Violence, but never enough to really hurt you. Just to make you feel uncomfortable, unwanted and scared. Make you feel like you don’t belong, until you start to question yourself and wonder what is wrong with you. Why can’t they like you? Clearly it’s because you are too ugly and stupid. You start to believe them and you start to change yourself to blend in. You try to act like it all doesn’t matter, but it does. You laugh when they laugh, when all you want is to cry. It’s a darn damn lonely feeling. And then comes the moment you break.
It’s NOT being honest in a review. If you talk about the things you dislike in a book, it’s not bashing the author. If you give a book 1 stars and a negative review, hell, even if you burn the book to the ground, it’s still not bullying. You have the right to be honest and to tell your opinion, as long as you stick with the book. It’s very easy for authors to hide behind the bullying excuse, but they need to grow a pair of balls and they need to be realistic. Not everyone is going to love the same book. If you can’t handle critic, don’t look for it.
It’s NOT being honest in real life. If my sister buys a shirt she loves and I tell her I don’t like it, it might be hurtful for her. But am I bullying her? Not at all. Anything you say can be hurtful to anyone, but it’s the intention that matters. You should always feel comfortable in voicing your own opinion.
It’s NOT being honest on the internet. Telling someone they made a mistake and pointing out where they went wrong is trying to help them. It’s hoping that they change and truly realize what they did. It’s still possible that they are hurt and that they feel like shit, but that’s how life works. You make a mistake, you fall on your face and you stand up again. Being honest is all about how you phrase your thoughts and what you try to achieve with your words.
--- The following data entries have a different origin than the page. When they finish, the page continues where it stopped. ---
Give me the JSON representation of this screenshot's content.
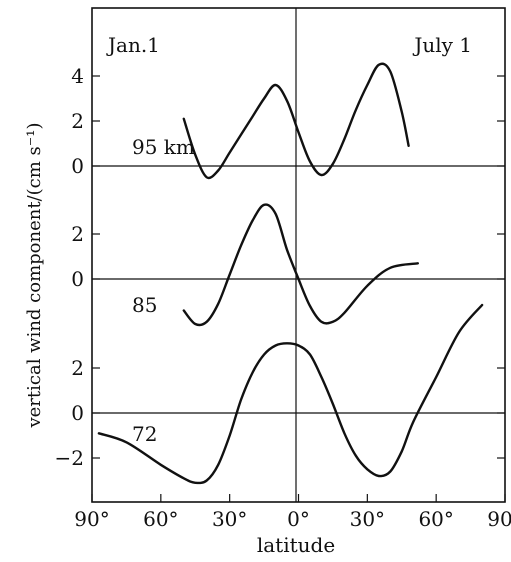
{
  "chart_data": {
    "type": "line",
    "xlabel": "latitude",
    "ylabel": "vertical wind component/(cm s⁻¹)",
    "xlim": [
      -90,
      90
    ],
    "x_tick_labels": [
      "90°",
      "60°",
      "30°",
      "0°",
      "30°",
      "60°",
      "90°"
    ],
    "x_tick_values": [
      -90,
      -60,
      -30,
      0,
      30,
      60,
      90
    ],
    "corner_labels": {
      "left": "Jan.1",
      "right": "July 1"
    },
    "grid": "zero lines and equator line",
    "panels": [
      {
        "name": "95 km",
        "y_ticks": [
          0,
          2,
          4
        ],
        "y_tick_labels": [
          "0",
          "2",
          "4"
        ],
        "x": [
          -50,
          -45,
          -40,
          -35,
          -30,
          -25,
          -20,
          -15,
          -10,
          -5,
          0,
          5,
          10,
          15,
          20,
          25,
          30,
          35,
          40,
          45,
          48
        ],
        "values": [
          2.1,
          0.5,
          -0.5,
          -0.2,
          0.6,
          1.4,
          2.2,
          3.0,
          3.6,
          2.9,
          1.5,
          0.2,
          -0.4,
          0.1,
          1.2,
          2.5,
          3.6,
          4.5,
          4.2,
          2.4,
          0.9
        ]
      },
      {
        "name": "85",
        "y_ticks": [
          0,
          2
        ],
        "y_tick_labels": [
          "0",
          "2"
        ],
        "x": [
          -50,
          -45,
          -40,
          -35,
          -30,
          -25,
          -20,
          -15,
          -10,
          -5,
          0,
          5,
          10,
          15,
          20,
          30,
          40,
          52
        ],
        "values": [
          -1.4,
          -2.0,
          -1.9,
          -1.1,
          0.2,
          1.5,
          2.6,
          3.3,
          2.9,
          1.3,
          0.0,
          -1.2,
          -1.9,
          -1.9,
          -1.5,
          -0.3,
          0.5,
          0.7
        ]
      },
      {
        "name": "72",
        "y_ticks": [
          -2,
          0,
          2
        ],
        "y_tick_labels": [
          "−2",
          "0",
          "2"
        ],
        "x": [
          -87,
          -75,
          -60,
          -50,
          -45,
          -40,
          -35,
          -30,
          -25,
          -20,
          -15,
          -10,
          -5,
          0,
          5,
          10,
          15,
          20,
          25,
          30,
          35,
          40,
          45,
          50,
          60,
          70,
          80
        ],
        "values": [
          -0.9,
          -1.3,
          -2.3,
          -2.9,
          -3.1,
          -3.0,
          -2.3,
          -1.0,
          0.6,
          1.8,
          2.6,
          3.0,
          3.1,
          3.0,
          2.6,
          1.6,
          0.4,
          -0.9,
          -1.9,
          -2.5,
          -2.8,
          -2.6,
          -1.7,
          -0.4,
          1.6,
          3.6,
          4.8
        ]
      }
    ]
  }
}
If it comes from a good heart, it’s not bullying.
I also like to end with the definition of Wikipedia:
Bullying is the use of force, threat, or coercion to abuse, intimidate, or aggressively impose domination over others. The behavior is often repeated and habitual.
Bullying may be defined as the activity of repeated, aggressive behavior intended to hurt another person, physically or mentally. Bullying is characterized by an individual behaving in a certain way to gain power over another person.
So PLEASE people, be aware of how offensive it is to people who are truly bullied - and how hard it is to be called a bully when you're not.